Smaller broker-dealers are facing two divergent paths.
One path leads to a dead end, a route being followed by aging B-D owners who, faced with expanding regulatory costs, are looking to get out of the business. The other road, traveled by B-Ds looking to survive, offers opportunities to acquire advisors and assets from firms that exit the business.
“The sad fact is that a lot [of small B-Ds] won’t be around in a few years because they don’t have the money” to keep up with compliance costs, says Joel Blumenschein, president of Freedom Investors Corp. in Brookfield, Wis., which has about 75 reps.
The latest statistics from the Financial Industry Regulatory Authority show that the long-term decline among B-Ds continues. Through April, Finra had 4,040 member firms, down more than 14% from 4,720 in 2009.
As firms shut down, their reps will be looking for new homes, Blumenschein says—an opportunity for surviving B-Ds. To that point, Freedom Investors has more than doubled its rep count over the past three years amid the fallout.
When contacted by Financial Advisor magazine in May, Blumenschein had just received a message from a business broker, calling with “another [broker-dealer] looking to be bought,” he said.
“There are plenty of B-D sellers,” confirms Steve Chipman, chief executive at Foothill Securities Inc. in Santa Clara, Calif., a 230-rep broker-dealer. Because of regulatory burdens, sellers are just saying, “‘No mas,’” Chipman says.
Meanwhile, small firms that plan on sticking around are discussing how they might combine or merge some of their operations, he adds. “The fear is, you don’t want to be swallowed up,” he says. “There’s a lot of talk among firms like, ‘Hey, we’re not in trouble, but where could we fit together? What can we do together that would be accretive [to earnings]? Maybe we could keep one of the B-Ds, or combine the IAs.’”
Those kinds of discussions “have happened more in the last three years than ever before,” Chipman says.
Scale Fallacy
Not everyone is convinced that smaller B-Ds will have to bulk up to build scale.
Tina Maloney, chairman and majority owner of Winslow Evans & Crocker Inc. in Boston, whose firm has about 50 employee advisors, gets calls from potential acquirers like everyone else.
“Everyone is for sale at some price,” Maloney allows, but unless B-Ds have substantial assets, “I just don’t see these very small firms being acquired,” she says. “There’s no sense purchasing a small firm without huge assets [and then] picking up all their compliance issues.”
Ray Grenier, chief executive at Bolton Global Capital Inc. in Bolton, Mass., is in the same camp. “I don’t lose any sleep over these [huge] firms combining all these [acquired] B-Ds, with the hope that it will work out,” says Grenier, who has 75 producing reps with assets of around $5 billion. “There’s not a compelling case for scale that we can see.”

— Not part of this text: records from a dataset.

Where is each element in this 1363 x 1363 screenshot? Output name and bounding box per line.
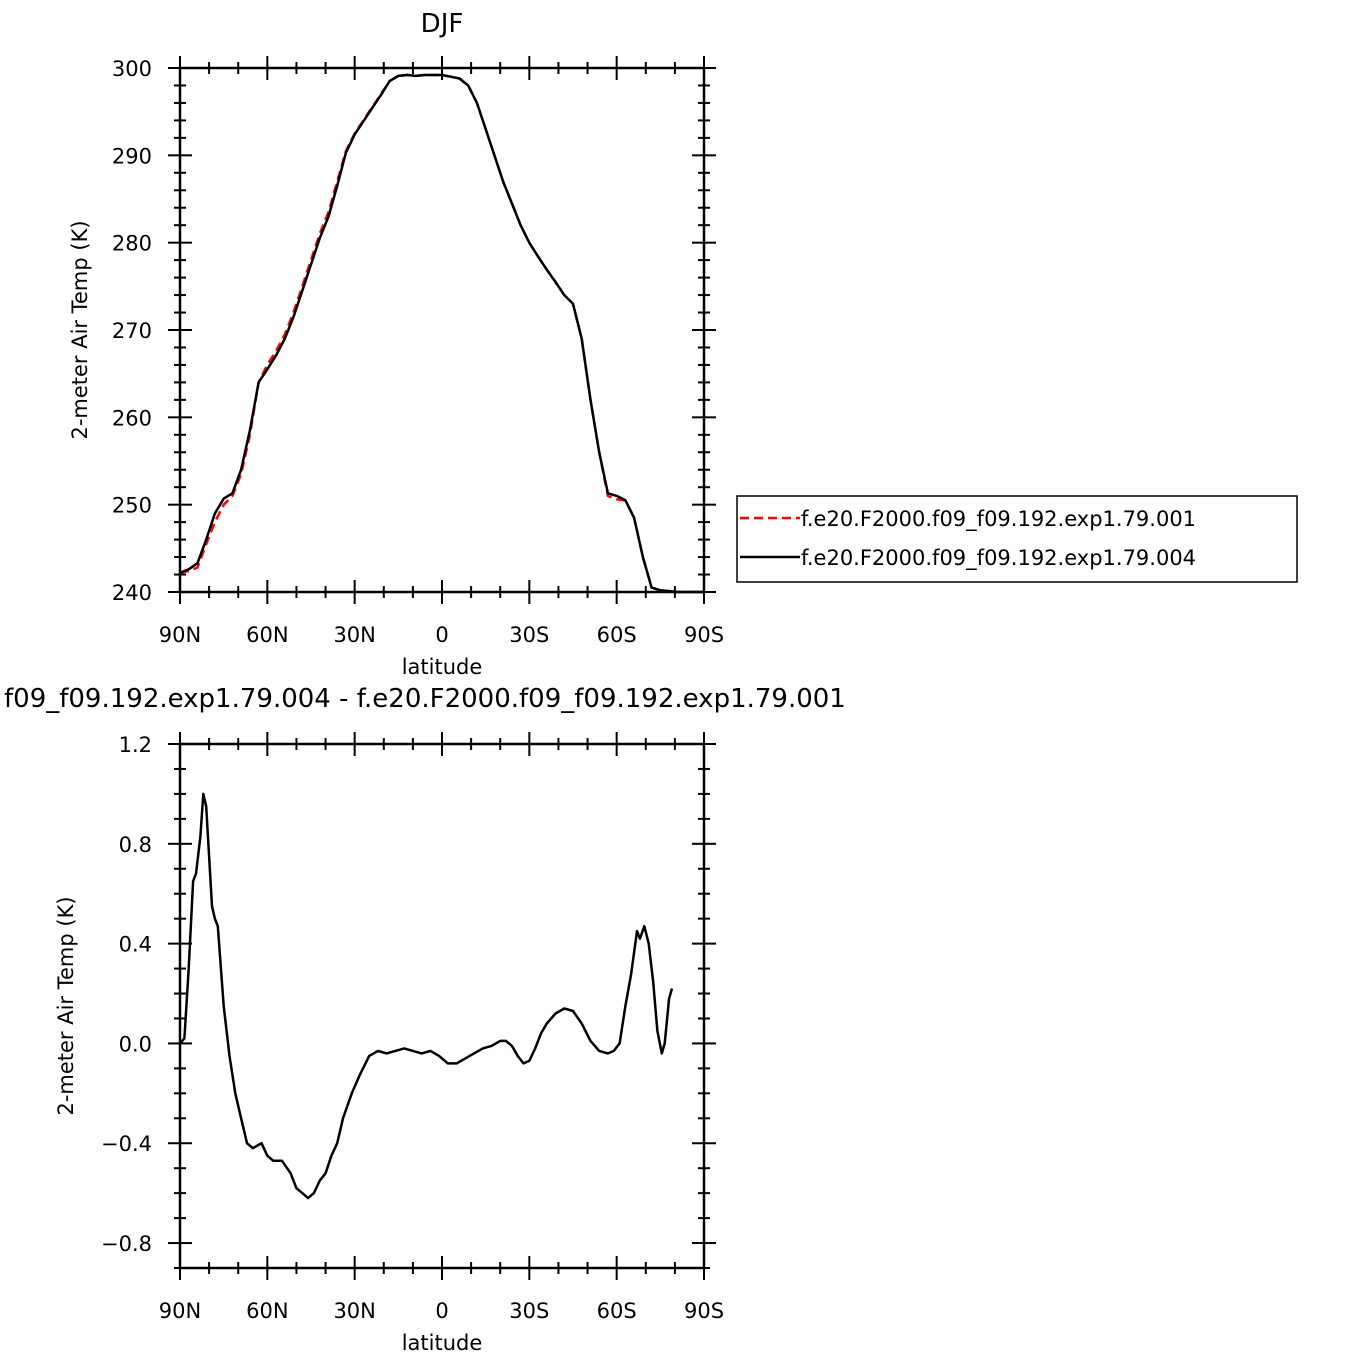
x-tick-label: 0 — [435, 623, 448, 647]
legend-box — [736, 495, 1298, 583]
x-axis-label: latitude — [402, 655, 483, 679]
y-tick-label: 0.0 — [119, 1032, 152, 1056]
axis-ticks: 90N 60N 30N 0 30S 60S 90S 240 250 260 270 280 290 300 — [112, 56, 724, 647]
chart-title: f09_f09.192.exp1.79.004 - f.e20.F2000.f0… — [4, 684, 846, 714]
series-lines — [179, 792, 674, 1200]
x-tick-label: 90S — [684, 623, 724, 647]
y-tick-label: 0.4 — [119, 933, 152, 957]
x-tick-label: 60N — [246, 623, 288, 647]
top-chart: DJF 90N 60N 30N 0 30S 60S 90S 240 250 260 270 280 29… — [68, 9, 1298, 679]
y-tick-label: −0.8 — [101, 1232, 152, 1256]
x-tick-label: 60S — [597, 1299, 637, 1323]
y-tick-label: 240 — [112, 581, 152, 605]
x-tick-label: 60N — [246, 1299, 288, 1323]
x-tick-label: 30S — [509, 623, 549, 647]
y-tick-label: 0.8 — [119, 833, 152, 857]
y-tick-label: 290 — [112, 144, 152, 168]
x-tick-label: 30S — [509, 1299, 549, 1323]
y-tick-label: 280 — [112, 232, 152, 256]
x-tick-label: 0 — [435, 1299, 448, 1323]
chart-title: DJF — [421, 9, 464, 39]
y-tick-label: 300 — [112, 57, 152, 81]
y-axis-label: 2-meter Air Temp (K) — [54, 896, 78, 1115]
x-tick-label: 90S — [684, 1299, 724, 1323]
series-line-2 — [179, 73, 704, 594]
legend-label-004: f.e20.F2000.f09_f09.192.exp1.79.004 — [801, 546, 1196, 571]
legend-label-001: f.e20.F2000.f09_f09.192.exp1.79.001 — [801, 507, 1196, 532]
x-tick-label: 30N — [333, 623, 375, 647]
series-lines — [179, 73, 704, 594]
bottom-chart: f09_f09.192.exp1.79.004 - f.e20.F2000.f0… — [4, 684, 846, 1355]
y-tick-label: 1.2 — [119, 733, 152, 757]
legend: f.e20.F2000.f09_f09.192.exp1.79.001 f.e2… — [736, 495, 1298, 583]
x-tick-label: 60S — [597, 623, 637, 647]
y-tick-label: −0.4 — [101, 1132, 152, 1156]
y-tick-label: 260 — [112, 406, 152, 430]
x-tick-label: 30N — [333, 1299, 375, 1323]
x-tick-label: 90N — [159, 623, 201, 647]
x-tick-label: 90N — [159, 1299, 201, 1323]
y-tick-label: 270 — [112, 319, 152, 343]
axis-ticks: 90N 60N 30N 0 30S 60S 90S −0.8 −0.4 0.0 0.4 0.8 1.2 — [101, 732, 724, 1323]
y-tick-label: 250 — [112, 494, 152, 518]
y-axis-label: 2-meter Air Temp (K) — [68, 220, 92, 439]
x-axis-label: latitude — [402, 1331, 483, 1355]
series-line-1 — [179, 792, 674, 1200]
series-line-1 — [179, 73, 704, 594]
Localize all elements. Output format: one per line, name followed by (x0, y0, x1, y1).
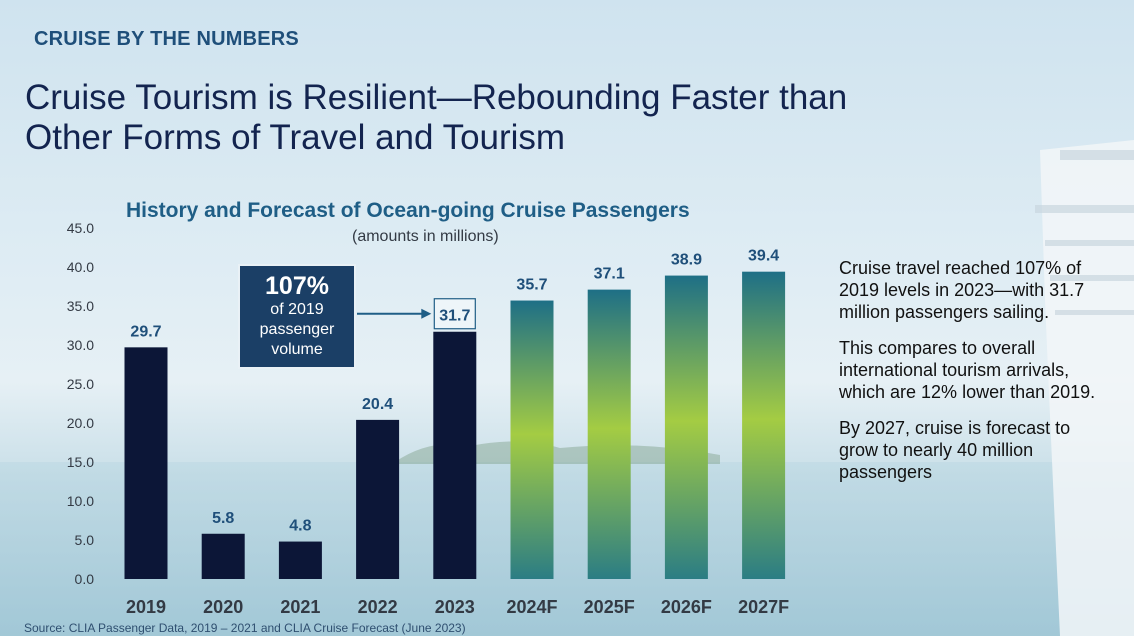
y-tick-label: 10.0 (67, 493, 94, 509)
x-tick-label: 2026F (661, 597, 712, 617)
chart-subtitle: (amounts in millions) (352, 228, 499, 245)
bar-2027F (742, 271, 786, 579)
bar-2025F (587, 289, 631, 579)
callout-percent: 107% (265, 272, 329, 300)
headline-line-1: Cruise Tourism is Resilient—Rebounding F… (25, 78, 848, 117)
bars (124, 271, 786, 579)
bar-2023 (433, 331, 477, 579)
y-tick-label: 30.0 (67, 337, 94, 353)
y-tick-label: 45.0 (67, 220, 94, 236)
y-tick-label: 15.0 (67, 454, 94, 470)
callout-arrow (357, 308, 432, 319)
value-label-2023: 31.7 (439, 308, 470, 325)
y-axis: 0.0 5.0 10.0 15.0 20.0 25.0 30.0 35.0 40.0 45.0 (67, 220, 94, 587)
highlight-label-box (433, 298, 476, 330)
value-label-2025F: 37.1 (594, 266, 625, 283)
y-tick-label: 25.0 (67, 376, 94, 392)
section-kicker: CRUISE BY THE NUMBERS (34, 28, 299, 50)
value-label-2022: 20.4 (362, 396, 393, 413)
x-tick-label: 2022 (358, 597, 398, 617)
bar-2021 (278, 541, 322, 579)
value-label-2027F: 39.4 (748, 248, 779, 265)
x-tick-label: 2025F (584, 597, 635, 617)
note-paragraph: Cruise travel reached 107% of 2019 level… (839, 258, 1085, 322)
arrow-head (421, 308, 432, 319)
page-headline: Cruise Tourism is Resilient—Rebounding F… (25, 78, 847, 158)
headline-line-2: Other Forms of Travel and Tourism (25, 118, 566, 157)
x-tick-label: 2021 (280, 597, 320, 617)
note-paragraph: By 2027, cruise is forecast to grow to n… (839, 418, 1071, 482)
callout-box: 107% of 2019 passenger volume (238, 264, 356, 369)
callout-text: of 2019 passenger volume (259, 301, 335, 358)
bar-2022 (356, 419, 400, 579)
value-label-2020: 5.8 (212, 510, 234, 527)
x-axis: 2019 2020 2021 2022 2023 2024F 2025F 2026F 2027F (126, 597, 789, 617)
value-labels: 29.7 5.8 4.8 20.4 31.7 35.7 37.1 38.9 39.4 (130, 248, 779, 535)
x-tick-label: 2020 (203, 597, 243, 617)
note-paragraph: This compares to overall international t… (839, 338, 1096, 402)
x-tick-label: 2027F (738, 597, 789, 617)
value-label-2019: 29.7 (130, 323, 161, 340)
y-tick-label: 0.0 (75, 571, 95, 587)
value-label-2026F: 38.9 (671, 252, 702, 269)
value-label-2021: 4.8 (289, 518, 311, 535)
y-tick-label: 20.0 (67, 415, 94, 431)
x-tick-label: 2024F (506, 597, 557, 617)
chart-title: History and Forecast of Ocean-going Crui… (126, 199, 690, 222)
x-tick-label: 2019 (126, 597, 166, 617)
y-tick-label: 5.0 (75, 532, 95, 548)
bar-2026F (664, 275, 708, 579)
bar-2024F (510, 300, 554, 579)
bar-2020 (201, 533, 245, 579)
x-tick-label: 2023 (435, 597, 475, 617)
y-tick-label: 40.0 (67, 259, 94, 275)
bar-2019 (124, 347, 168, 579)
value-label-2024F: 35.7 (516, 277, 547, 294)
source-note: Source: CLIA Passenger Data, 2019 – 2021… (24, 621, 466, 635)
key-notes: Cruise travel reached 107% of 2019 level… (839, 257, 1099, 497)
y-tick-label: 35.0 (67, 298, 94, 314)
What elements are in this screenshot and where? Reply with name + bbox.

Clearing costs for smaller firms are not much more than they are for larger competitors, Grenier says, occupancy expenses should be about the same, and payroll is equivalent or even lower for the little guys.
Larger firms may be able to spread out the costs of marketing and recruiting, but that advantage might be offset by the higher costs from supervising a lot of smaller producers, he adds. A three-man shop like Treece Financial Services Corp. in Toledo, Ohio would seem an obvious candidate to be bought out, but that’s not the case, says Dock David Treece, a partner at the firm.